Hacker News new | ask | show | jobs
by joaquincabezas 740 days ago
Even if this scale is massive and second-to-none, it’s funny how some issues are the same for all of us. In particular “Bad hosts are very bad” aka “a chain is only as strong as its weakest link” can happen with as little as a few (4) machines, and then ruin your day.
1 comments

This is really unique to the AI training clusters for reasons I'm not super clear on. Most other types of horizontally scaled workloads can sort of tolerate a slightly underperforming host, or hosts going bad every so often, with little P99/P99.9 impact. For some reason, AI training workloads really cannot.
When training a large model you're doing a single forward pass + backprop over multiple Infiniband-connected nodes for a single model instance, so if one node goes down it takes a logical unit of nodes down with it. For reference, GPT-4 was rumored to be around 1.7T, and doing some back-of-the-hand math[1], that's like 500-700 H100 GPUs per model instance, which means you need a multiple of that for any training parallelism whatsoever.

[1] back-of-the-hand-math: 1.7T * 4 bytes = 6.8 TB; 3-4x that for activation + gradients = 27.2 TB; 27.2TB / (80GB / H100) = 349 H100s; 1.5-2x conservative multiplier accounting for not fully using node resources + memory overhead in the machine = ~500-700 H100s.

truly insane numbers.

That trillion+ parameter count is the sum of each of the "experts", right?
The ever-circulating rumour is 1.7T - 1.8T for the whole thing. But it is not very substantiated, mostly started by SemiAnalysis and geohot based on rather loose speculation (such as API latency and price), and not much solid evidence to confirm it after that.

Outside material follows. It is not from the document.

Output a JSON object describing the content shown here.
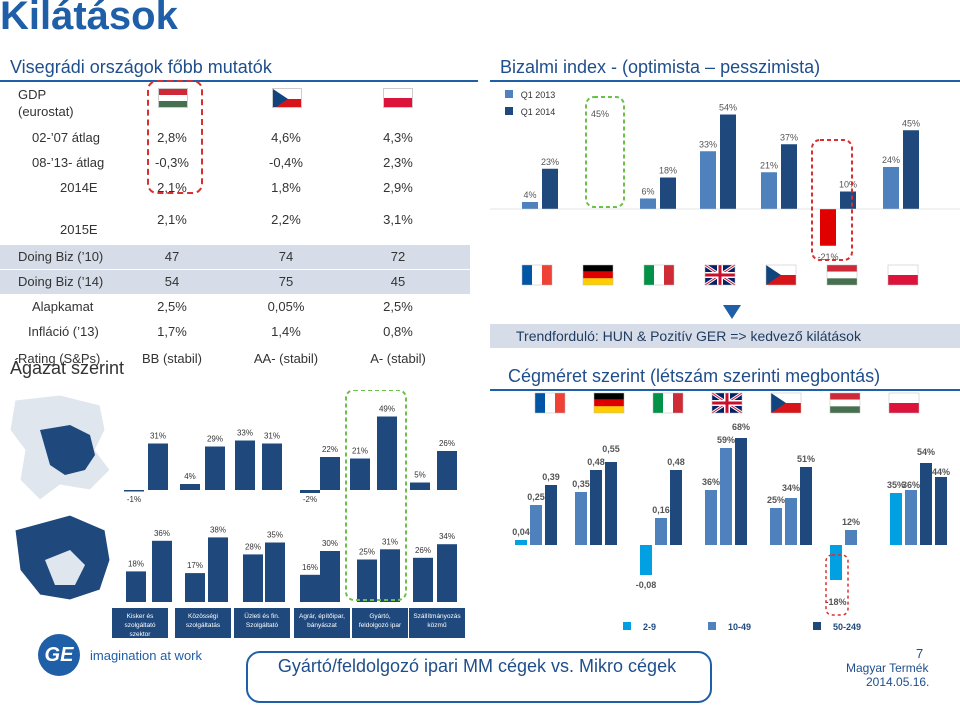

And of course, it must have changed substantially with GPT-4-Turbo and GPT-4o. It would make sense if the cost reduction was larger than the price reduction, they probably have a higher profit margin now, and the price reduction has been very significant since GPT-4 release.

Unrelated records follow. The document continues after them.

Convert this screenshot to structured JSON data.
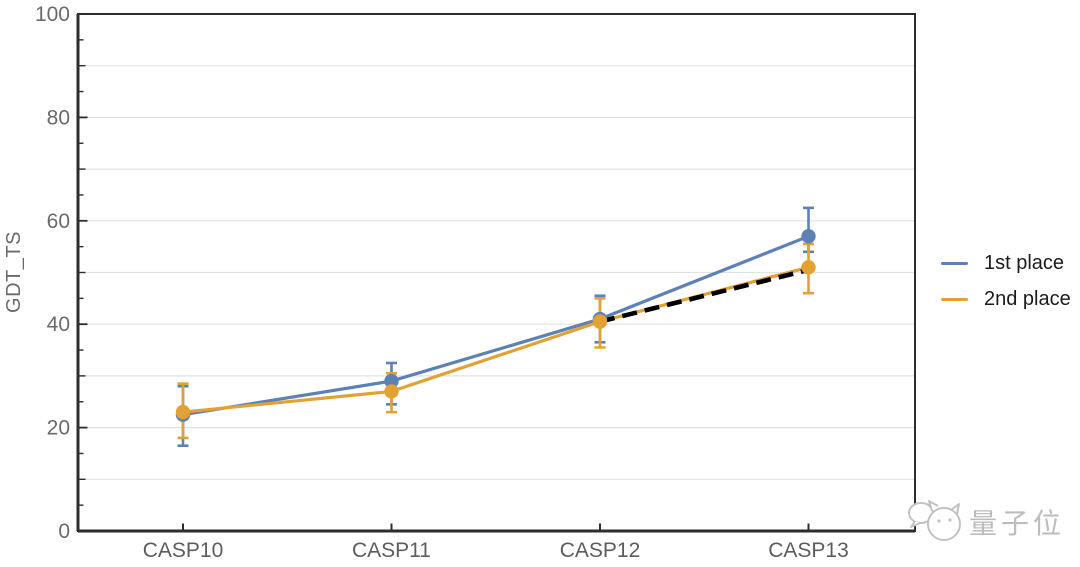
{
  "chart_data": {
    "type": "line",
    "title": "",
    "xlabel": "",
    "ylabel": "GDT_TS",
    "categories": [
      "CASP10",
      "CASP11",
      "CASP12",
      "CASP13"
    ],
    "ylim": [
      0,
      100
    ],
    "yticks": [
      0,
      20,
      40,
      60,
      80,
      100
    ],
    "grid": "horizontal gridlines every 10 units",
    "legend_position": "right-outside",
    "series": [
      {
        "name": "1st place",
        "color": "#5e81b5",
        "values": [
          22.5,
          29,
          41,
          57
        ],
        "err_low": [
          16.5,
          24.5,
          36.5,
          54
        ],
        "err_high": [
          28,
          32.5,
          45.5,
          62.5
        ]
      },
      {
        "name": "2nd place",
        "color": "#e2a233",
        "values": [
          23,
          27,
          40.5,
          51
        ],
        "err_low": [
          18,
          23,
          35.5,
          46
        ],
        "err_high": [
          28.5,
          30.5,
          45,
          55.5
        ]
      }
    ],
    "trend_line": {
      "style": "dashed",
      "color": "#000000",
      "from_category": "CASP12",
      "to_category": "CASP13",
      "values": [
        40.5,
        50.5
      ]
    }
  },
  "colors": {
    "frame": "#2d2d2d",
    "gridline": "#e2e2e2",
    "y_tick_label": "#6a6a6a",
    "x_tick_label": "#5d5d5d",
    "axis_title": "#6a6a6a",
    "legend_text": "#1b1b1b",
    "watermark": "#bcbcbc",
    "background": "#ffffff"
  },
  "watermark": {
    "text": "量子位",
    "icon": "qbitai-cat-logo"
  }
}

This is because everyone is training with synchronous sgd. all gpus need to synchronize on each gradient step so tail latency will kill you.
I’ve worked at companies with async training. Async training does help on fault tolerance and also can assist with training thoroughput by being less reliant on slowest machine. It does add meaningful training noise and when we did experiments against sync training we got much more stable results with sync training and some of our less stable models would even sometimes have loss explosions/divergence issues with async training but be fine with sync training.

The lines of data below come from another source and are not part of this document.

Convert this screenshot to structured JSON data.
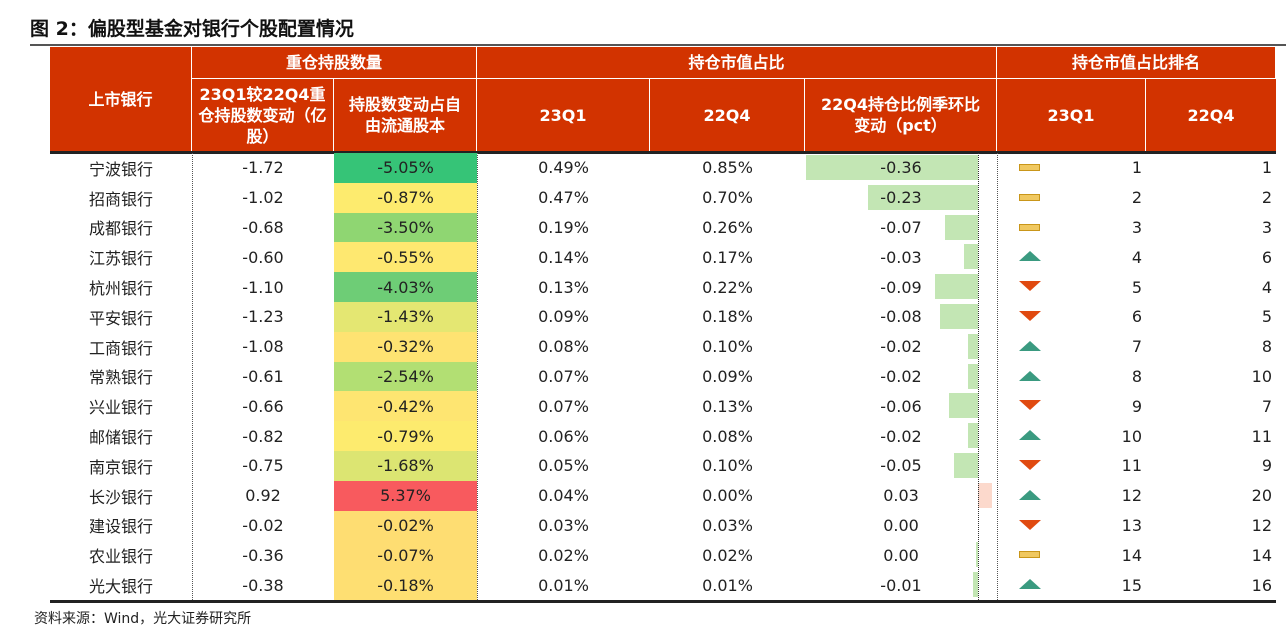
{
  "title": "图 2：偏股型基金对银行个股配置情况",
  "source": "资料来源：Wind，光大证券研究所",
  "header": {
    "bank": "上市银行",
    "group_holdings": "重仓持股数量",
    "group_mv": "持仓市值占比",
    "group_rank": "持仓市值占比排名",
    "chg_shares": "23Q1较22Q4重仓持股数变动（亿股）",
    "chg_ratio": "持股数变动占自由流通股本",
    "mv_23q1": "23Q1",
    "mv_22q4": "22Q4",
    "mv_chg": "22Q4持仓比例季环比变动（pct）",
    "rank_23q1": "23Q1",
    "rank_22q4": "22Q4"
  },
  "colors": {
    "header": "#d23300",
    "bar_negative": "#c3e6b4",
    "bar_positive": "#fcd9cc",
    "up": "#3a9a80",
    "down": "#e04a10",
    "flat": "#f0c860"
  },
  "rows": [
    {
      "bank": "宁波银行",
      "chg": "-1.72",
      "ratio": "-5.05%",
      "ratio_bg": "#36c477",
      "mv1": "0.49%",
      "mv0": "0.85%",
      "d": "-0.36",
      "dv": -0.36,
      "trend": "flat",
      "r1": "1",
      "r0": "1"
    },
    {
      "bank": "招商银行",
      "chg": "-1.02",
      "ratio": "-0.87%",
      "ratio_bg": "#fdeb6e",
      "mv1": "0.47%",
      "mv0": "0.70%",
      "d": "-0.23",
      "dv": -0.23,
      "trend": "flat",
      "r1": "2",
      "r0": "2"
    },
    {
      "bank": "成都银行",
      "chg": "-0.68",
      "ratio": "-3.50%",
      "ratio_bg": "#8fd672",
      "mv1": "0.19%",
      "mv0": "0.26%",
      "d": "-0.07",
      "dv": -0.07,
      "trend": "flat",
      "r1": "3",
      "r0": "3"
    },
    {
      "bank": "江苏银行",
      "chg": "-0.60",
      "ratio": "-0.55%",
      "ratio_bg": "#fee870",
      "mv1": "0.14%",
      "mv0": "0.17%",
      "d": "-0.03",
      "dv": -0.03,
      "trend": "up",
      "r1": "4",
      "r0": "6"
    },
    {
      "bank": "杭州银行",
      "chg": "-1.10",
      "ratio": "-4.03%",
      "ratio_bg": "#6ecd76",
      "mv1": "0.13%",
      "mv0": "0.22%",
      "d": "-0.09",
      "dv": -0.09,
      "trend": "down",
      "r1": "5",
      "r0": "4"
    },
    {
      "bank": "平安银行",
      "chg": "-1.23",
      "ratio": "-1.43%",
      "ratio_bg": "#e4e772",
      "mv1": "0.09%",
      "mv0": "0.18%",
      "d": "-0.08",
      "dv": -0.08,
      "trend": "down",
      "r1": "6",
      "r0": "5"
    },
    {
      "bank": "工商银行",
      "chg": "-1.08",
      "ratio": "-0.32%",
      "ratio_bg": "#fee372",
      "mv1": "0.08%",
      "mv0": "0.10%",
      "d": "-0.02",
      "dv": -0.02,
      "trend": "up",
      "r1": "7",
      "r0": "8"
    },
    {
      "bank": "常熟银行",
      "chg": "-0.61",
      "ratio": "-2.54%",
      "ratio_bg": "#b2df73",
      "mv1": "0.07%",
      "mv0": "0.09%",
      "d": "-0.02",
      "dv": -0.02,
      "trend": "up",
      "r1": "8",
      "r0": "10"
    },
    {
      "bank": "兴业银行",
      "chg": "-0.66",
      "ratio": "-0.42%",
      "ratio_bg": "#fee571",
      "mv1": "0.07%",
      "mv0": "0.13%",
      "d": "-0.06",
      "dv": -0.06,
      "trend": "down",
      "r1": "9",
      "r0": "7"
    },
    {
      "bank": "邮储银行",
      "chg": "-0.82",
      "ratio": "-0.79%",
      "ratio_bg": "#fdeb6e",
      "mv1": "0.06%",
      "mv0": "0.08%",
      "d": "-0.02",
      "dv": -0.02,
      "trend": "up",
      "r1": "10",
      "r0": "11"
    },
    {
      "bank": "南京银行",
      "chg": "-0.75",
      "ratio": "-1.68%",
      "ratio_bg": "#dce572",
      "mv1": "0.05%",
      "mv0": "0.10%",
      "d": "-0.05",
      "dv": -0.05,
      "trend": "down",
      "r1": "11",
      "r0": "9"
    },
    {
      "bank": "长沙银行",
      "chg": "0.92",
      "ratio": "5.37%",
      "ratio_bg": "#f85a5e",
      "mv1": "0.04%",
      "mv0": "0.00%",
      "d": "0.03",
      "dv": 0.03,
      "trend": "up",
      "r1": "12",
      "r0": "20"
    },
    {
      "bank": "建设银行",
      "chg": "-0.02",
      "ratio": "-0.02%",
      "ratio_bg": "#fedd72",
      "mv1": "0.03%",
      "mv0": "0.03%",
      "d": "0.00",
      "dv": 0.0,
      "trend": "down",
      "r1": "13",
      "r0": "12"
    },
    {
      "bank": "农业银行",
      "chg": "-0.36",
      "ratio": "-0.07%",
      "ratio_bg": "#fedd72",
      "mv1": "0.02%",
      "mv0": "0.02%",
      "d": "0.00",
      "dv": -0.004,
      "trend": "flat",
      "r1": "14",
      "r0": "14"
    },
    {
      "bank": "光大银行",
      "chg": "-0.38",
      "ratio": "-0.18%",
      "ratio_bg": "#fedf72",
      "mv1": "0.01%",
      "mv0": "0.01%",
      "d": "-0.01",
      "dv": -0.01,
      "trend": "up",
      "r1": "15",
      "r0": "16"
    }
  ]
}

Although even for async training generally I see dataset just sharded and if worker goes down then shard of data may be loss/skipped not some kind of smarter dynamic file assignment factoring when workers go down. Even basic things like job fails continue from last checkpoint with same dataset state for large epoch is messy when major libraries like tensorflow lack a good dataset checkpointing mechanism.